La nocivité du bruit est liée à un certain nombre de paramètres. L’AFSSE dans son rapport « Impacts sanitaires du bruit-Etat des lieux, indicateurs bruit-santé » (2004) rappelle l’incidence des caractéristiques de la source de bruit, du contexte et de facteurs individuels qui peuvent interagir entre eux.

- La qualité du bruit : les bruits de fréquence aiguë (fréquences élevées) sont, à intensité égale, plus nocifs que les bruits graves.

- La pureté : un son pur de forte intensité est plus traumatisant pour l'oreille interne qu'un bruit à large spectre. Mais il faut noter que les sons purs sont peu fréquents en milieu industriel ou dans l’environnement.

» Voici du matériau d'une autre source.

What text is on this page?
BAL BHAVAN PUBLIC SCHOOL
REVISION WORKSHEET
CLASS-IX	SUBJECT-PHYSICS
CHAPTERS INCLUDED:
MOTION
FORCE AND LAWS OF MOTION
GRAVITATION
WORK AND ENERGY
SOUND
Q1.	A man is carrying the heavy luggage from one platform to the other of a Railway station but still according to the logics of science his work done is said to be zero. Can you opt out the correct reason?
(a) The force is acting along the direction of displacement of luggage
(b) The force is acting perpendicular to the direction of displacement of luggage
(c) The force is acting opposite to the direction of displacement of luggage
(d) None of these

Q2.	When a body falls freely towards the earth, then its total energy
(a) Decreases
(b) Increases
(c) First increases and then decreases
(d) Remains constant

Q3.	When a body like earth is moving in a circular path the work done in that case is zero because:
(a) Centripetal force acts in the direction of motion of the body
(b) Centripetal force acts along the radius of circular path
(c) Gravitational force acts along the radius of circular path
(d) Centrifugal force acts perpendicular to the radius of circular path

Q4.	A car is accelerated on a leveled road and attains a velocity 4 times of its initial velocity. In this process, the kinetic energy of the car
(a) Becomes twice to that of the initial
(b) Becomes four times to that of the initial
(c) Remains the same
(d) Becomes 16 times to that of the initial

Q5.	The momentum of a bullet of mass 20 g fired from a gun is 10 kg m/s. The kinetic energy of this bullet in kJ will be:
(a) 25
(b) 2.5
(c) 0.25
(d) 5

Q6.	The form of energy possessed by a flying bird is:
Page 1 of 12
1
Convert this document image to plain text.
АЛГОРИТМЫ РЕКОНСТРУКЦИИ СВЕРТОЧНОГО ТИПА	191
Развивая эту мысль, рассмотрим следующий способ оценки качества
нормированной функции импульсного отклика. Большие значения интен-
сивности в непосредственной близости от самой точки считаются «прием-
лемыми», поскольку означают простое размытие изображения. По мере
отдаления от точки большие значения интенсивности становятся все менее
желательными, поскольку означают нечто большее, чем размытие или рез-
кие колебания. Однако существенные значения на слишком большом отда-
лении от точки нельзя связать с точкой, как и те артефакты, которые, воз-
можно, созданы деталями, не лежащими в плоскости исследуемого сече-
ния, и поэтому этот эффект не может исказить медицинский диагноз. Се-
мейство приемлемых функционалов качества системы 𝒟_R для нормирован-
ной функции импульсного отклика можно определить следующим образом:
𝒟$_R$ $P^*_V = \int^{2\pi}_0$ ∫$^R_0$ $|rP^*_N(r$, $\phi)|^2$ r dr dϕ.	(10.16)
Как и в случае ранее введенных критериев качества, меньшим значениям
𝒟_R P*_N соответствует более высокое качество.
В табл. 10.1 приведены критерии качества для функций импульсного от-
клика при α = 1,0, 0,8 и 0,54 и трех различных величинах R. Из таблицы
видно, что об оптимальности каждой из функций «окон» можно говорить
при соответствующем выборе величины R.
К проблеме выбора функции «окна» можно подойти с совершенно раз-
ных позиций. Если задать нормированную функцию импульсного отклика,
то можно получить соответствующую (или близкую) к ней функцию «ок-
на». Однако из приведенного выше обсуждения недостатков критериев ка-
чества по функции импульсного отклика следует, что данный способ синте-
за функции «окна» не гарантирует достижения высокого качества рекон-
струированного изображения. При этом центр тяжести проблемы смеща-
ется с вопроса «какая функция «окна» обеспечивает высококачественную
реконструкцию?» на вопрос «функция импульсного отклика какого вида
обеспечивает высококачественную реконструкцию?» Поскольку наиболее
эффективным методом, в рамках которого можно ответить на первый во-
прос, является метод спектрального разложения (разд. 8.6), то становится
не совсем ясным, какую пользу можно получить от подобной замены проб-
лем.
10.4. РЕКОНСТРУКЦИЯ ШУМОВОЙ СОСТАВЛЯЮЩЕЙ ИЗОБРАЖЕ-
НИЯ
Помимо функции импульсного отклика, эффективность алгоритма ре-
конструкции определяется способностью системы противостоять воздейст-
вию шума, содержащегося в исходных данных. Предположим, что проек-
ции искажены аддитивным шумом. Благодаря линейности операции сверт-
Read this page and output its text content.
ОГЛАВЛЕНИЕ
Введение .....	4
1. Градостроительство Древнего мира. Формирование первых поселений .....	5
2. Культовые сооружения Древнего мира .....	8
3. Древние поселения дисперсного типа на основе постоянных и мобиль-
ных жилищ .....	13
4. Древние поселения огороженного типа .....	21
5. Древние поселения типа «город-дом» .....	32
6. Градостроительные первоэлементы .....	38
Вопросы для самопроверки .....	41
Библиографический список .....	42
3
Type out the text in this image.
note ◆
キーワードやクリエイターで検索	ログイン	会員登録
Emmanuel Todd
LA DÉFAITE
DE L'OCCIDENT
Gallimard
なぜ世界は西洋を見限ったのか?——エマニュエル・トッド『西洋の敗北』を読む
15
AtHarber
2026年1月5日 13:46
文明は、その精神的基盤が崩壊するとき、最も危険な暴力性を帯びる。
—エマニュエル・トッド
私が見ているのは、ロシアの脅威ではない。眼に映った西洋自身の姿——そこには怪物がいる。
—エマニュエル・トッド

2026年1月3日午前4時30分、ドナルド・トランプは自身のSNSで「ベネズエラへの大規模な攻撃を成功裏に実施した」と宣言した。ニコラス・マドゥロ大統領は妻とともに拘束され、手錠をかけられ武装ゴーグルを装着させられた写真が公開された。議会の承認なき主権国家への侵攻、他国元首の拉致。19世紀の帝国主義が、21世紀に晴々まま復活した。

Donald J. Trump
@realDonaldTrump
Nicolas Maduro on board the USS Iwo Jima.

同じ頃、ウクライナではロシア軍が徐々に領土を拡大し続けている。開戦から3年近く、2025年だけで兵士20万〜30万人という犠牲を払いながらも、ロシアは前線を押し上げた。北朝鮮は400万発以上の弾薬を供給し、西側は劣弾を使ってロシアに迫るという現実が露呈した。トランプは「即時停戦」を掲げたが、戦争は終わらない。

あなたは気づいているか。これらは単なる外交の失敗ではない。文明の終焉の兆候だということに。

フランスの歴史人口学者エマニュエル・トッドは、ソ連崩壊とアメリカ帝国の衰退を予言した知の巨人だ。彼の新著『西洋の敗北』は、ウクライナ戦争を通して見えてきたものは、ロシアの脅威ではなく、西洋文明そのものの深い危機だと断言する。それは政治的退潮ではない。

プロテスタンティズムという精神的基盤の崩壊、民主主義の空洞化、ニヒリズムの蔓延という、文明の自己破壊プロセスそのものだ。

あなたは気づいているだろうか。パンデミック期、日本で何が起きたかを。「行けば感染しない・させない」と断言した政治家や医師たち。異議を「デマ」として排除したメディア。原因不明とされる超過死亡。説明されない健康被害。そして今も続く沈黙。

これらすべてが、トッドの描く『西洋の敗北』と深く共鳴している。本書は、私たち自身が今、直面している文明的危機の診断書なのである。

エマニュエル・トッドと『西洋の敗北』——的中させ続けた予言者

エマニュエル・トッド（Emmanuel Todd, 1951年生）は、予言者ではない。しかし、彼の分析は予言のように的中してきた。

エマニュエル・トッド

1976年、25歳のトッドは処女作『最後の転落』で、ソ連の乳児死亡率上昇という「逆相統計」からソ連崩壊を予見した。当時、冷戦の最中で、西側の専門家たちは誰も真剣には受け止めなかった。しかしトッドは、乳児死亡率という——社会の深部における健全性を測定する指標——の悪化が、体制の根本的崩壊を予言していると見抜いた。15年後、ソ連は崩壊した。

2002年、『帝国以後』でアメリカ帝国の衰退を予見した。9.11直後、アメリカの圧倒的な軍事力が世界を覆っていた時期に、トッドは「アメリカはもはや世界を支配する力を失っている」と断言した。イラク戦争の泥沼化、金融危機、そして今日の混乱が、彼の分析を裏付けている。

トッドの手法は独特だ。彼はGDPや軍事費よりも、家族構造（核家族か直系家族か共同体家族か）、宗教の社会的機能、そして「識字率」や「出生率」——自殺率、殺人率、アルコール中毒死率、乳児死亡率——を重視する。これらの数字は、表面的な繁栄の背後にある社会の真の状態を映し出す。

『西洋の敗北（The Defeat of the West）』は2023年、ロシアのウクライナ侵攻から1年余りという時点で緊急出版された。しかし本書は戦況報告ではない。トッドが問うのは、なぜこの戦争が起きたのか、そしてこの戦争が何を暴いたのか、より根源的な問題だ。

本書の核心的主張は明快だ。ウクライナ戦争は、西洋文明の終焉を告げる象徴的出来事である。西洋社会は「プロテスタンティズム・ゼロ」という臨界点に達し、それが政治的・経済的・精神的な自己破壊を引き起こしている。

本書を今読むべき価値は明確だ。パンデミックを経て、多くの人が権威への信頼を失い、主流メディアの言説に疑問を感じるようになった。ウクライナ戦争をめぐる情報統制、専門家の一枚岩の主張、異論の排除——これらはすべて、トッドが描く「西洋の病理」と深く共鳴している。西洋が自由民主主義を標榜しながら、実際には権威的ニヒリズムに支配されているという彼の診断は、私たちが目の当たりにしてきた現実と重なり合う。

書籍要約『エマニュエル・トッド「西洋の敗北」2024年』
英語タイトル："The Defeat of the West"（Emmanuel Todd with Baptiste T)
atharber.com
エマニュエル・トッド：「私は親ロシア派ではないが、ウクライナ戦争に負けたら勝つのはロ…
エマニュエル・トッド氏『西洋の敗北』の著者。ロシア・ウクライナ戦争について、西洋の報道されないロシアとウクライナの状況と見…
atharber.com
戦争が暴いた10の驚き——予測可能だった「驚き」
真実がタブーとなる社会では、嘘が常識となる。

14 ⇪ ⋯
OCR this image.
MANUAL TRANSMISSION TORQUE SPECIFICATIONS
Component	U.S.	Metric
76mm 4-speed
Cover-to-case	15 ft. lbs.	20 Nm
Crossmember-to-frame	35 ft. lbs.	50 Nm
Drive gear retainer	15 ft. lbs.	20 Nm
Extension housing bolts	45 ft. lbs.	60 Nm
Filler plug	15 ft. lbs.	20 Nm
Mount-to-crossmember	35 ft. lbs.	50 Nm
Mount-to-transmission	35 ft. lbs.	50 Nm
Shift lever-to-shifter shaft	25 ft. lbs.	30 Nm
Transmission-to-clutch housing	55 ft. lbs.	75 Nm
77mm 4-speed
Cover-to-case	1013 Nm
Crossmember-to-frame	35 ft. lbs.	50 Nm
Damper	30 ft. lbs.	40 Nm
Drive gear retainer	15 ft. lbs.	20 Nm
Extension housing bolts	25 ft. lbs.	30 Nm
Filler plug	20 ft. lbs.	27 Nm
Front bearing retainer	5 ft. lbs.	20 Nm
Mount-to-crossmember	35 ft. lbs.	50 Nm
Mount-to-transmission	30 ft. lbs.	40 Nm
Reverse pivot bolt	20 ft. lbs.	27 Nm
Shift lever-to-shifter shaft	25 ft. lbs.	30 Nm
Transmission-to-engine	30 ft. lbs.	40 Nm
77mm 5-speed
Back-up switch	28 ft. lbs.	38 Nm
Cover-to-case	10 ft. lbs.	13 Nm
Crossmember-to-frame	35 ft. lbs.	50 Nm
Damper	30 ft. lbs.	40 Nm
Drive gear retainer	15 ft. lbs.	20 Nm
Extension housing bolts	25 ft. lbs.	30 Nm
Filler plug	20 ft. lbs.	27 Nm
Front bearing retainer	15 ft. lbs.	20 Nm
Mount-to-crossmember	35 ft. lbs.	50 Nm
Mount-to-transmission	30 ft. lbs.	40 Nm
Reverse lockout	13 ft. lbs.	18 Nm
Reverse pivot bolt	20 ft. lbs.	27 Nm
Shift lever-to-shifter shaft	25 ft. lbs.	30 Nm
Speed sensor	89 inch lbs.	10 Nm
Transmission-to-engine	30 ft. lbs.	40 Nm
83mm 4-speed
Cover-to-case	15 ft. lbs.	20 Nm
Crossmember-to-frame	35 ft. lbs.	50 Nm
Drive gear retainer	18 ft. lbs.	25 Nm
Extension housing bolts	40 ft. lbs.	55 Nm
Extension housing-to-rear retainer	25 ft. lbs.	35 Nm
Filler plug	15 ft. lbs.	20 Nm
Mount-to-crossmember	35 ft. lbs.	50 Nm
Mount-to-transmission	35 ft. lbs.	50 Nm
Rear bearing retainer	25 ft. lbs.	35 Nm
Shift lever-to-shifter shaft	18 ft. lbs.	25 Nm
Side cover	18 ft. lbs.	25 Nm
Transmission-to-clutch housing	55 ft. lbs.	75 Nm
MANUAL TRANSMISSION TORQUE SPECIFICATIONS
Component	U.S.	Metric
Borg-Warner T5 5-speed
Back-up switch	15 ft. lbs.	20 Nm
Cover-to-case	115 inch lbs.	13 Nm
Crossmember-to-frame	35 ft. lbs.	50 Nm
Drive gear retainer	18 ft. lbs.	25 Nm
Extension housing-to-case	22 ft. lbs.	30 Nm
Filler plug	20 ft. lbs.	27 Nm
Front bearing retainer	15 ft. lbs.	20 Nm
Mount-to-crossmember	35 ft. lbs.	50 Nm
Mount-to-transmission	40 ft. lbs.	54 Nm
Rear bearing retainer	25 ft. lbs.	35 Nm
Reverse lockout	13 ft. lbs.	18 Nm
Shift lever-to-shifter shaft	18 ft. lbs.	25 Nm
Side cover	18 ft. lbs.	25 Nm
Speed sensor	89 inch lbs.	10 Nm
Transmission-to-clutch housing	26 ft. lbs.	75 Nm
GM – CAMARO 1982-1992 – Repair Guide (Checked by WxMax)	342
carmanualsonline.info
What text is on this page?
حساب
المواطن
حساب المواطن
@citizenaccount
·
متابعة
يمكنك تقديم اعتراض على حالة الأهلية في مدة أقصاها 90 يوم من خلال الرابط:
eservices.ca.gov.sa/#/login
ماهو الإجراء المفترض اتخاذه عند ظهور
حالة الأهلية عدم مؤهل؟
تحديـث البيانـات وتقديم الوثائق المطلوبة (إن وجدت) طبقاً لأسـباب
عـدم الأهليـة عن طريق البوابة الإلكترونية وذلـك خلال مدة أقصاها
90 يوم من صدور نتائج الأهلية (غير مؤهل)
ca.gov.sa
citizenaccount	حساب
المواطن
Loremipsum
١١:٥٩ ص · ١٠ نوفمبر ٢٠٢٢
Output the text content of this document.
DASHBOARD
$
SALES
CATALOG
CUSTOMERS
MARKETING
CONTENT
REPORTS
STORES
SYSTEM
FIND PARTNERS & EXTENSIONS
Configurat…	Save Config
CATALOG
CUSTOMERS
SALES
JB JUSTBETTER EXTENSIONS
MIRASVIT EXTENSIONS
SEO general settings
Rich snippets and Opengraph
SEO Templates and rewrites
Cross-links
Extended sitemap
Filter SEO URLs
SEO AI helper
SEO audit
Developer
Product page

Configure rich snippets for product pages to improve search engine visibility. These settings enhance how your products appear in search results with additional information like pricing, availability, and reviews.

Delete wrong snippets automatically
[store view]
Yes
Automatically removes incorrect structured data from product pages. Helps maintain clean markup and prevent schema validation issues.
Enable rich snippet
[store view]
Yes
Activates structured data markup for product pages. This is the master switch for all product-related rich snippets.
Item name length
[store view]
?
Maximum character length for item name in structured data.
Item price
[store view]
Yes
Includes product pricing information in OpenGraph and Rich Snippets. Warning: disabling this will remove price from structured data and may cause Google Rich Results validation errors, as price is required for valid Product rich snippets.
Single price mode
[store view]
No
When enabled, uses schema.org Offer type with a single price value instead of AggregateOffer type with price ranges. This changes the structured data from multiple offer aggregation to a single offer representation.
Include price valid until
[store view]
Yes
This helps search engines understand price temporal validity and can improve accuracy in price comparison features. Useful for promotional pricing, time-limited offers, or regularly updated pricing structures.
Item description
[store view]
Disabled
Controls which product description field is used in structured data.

- L'intensité du bruit : le risque de fatigue auditive et/ou de surdité croît avec l'augmentation de l'intensité. Il existe une limite au-dessous de laquelle aucune fatigue mécanique n’apparaît.
Dans ces conditions, l’oreille peut supporter un nombre quasi infini de sollicitations. Par exemple, les expositions de longue durée à des niveaux sonores inférieurs à 70-80 dB n’induisent pas de lésions. En revanche, un son très intense procure une sensation désagréable, voire même douloureuse ; 120 dB constituent le seuil de la douleur. Au delà de 120 dB, les tympans peuvent subir des lésions importantes ainsi que les cellules ciliées de l’oreille interne. Des ruptures ciliaires apparaissent avec des bruits impulsionnels dépassant 130 dB crête.

- L'émergence et le rythme du bruit : un bruit impulsionnel ayant un caractère soudain et imprévisible est plus nocif qu'un bruit continu de même énergie.

- La durée d'exposition : pour une même ambiance sonore, plus la durée d'exposition est longue, plus les lésions auditives de l'oreille interne seront importantes. La succession des expositions professionnelle et extraprofessionnelle (discothèques, concerts, baladeurs…) augmente la durée d’exposition, donc le risque de lésions auditives.

- La vulnérabilité individuelle : l’âge, les antécédents infectieux de la sphère ORL, les antécédents de traumatisme crânien, certains troubles métaboliques ou de la tension artérielle peuvent accroître l’effet délétère du bruit.

- L'association avec d’autres expositions à risque : l'exposition au bruit associée aux vibrations et à des agents chimiques ou médicamenteux ototoxiques peut augmenter le risque de traumatisme auditif.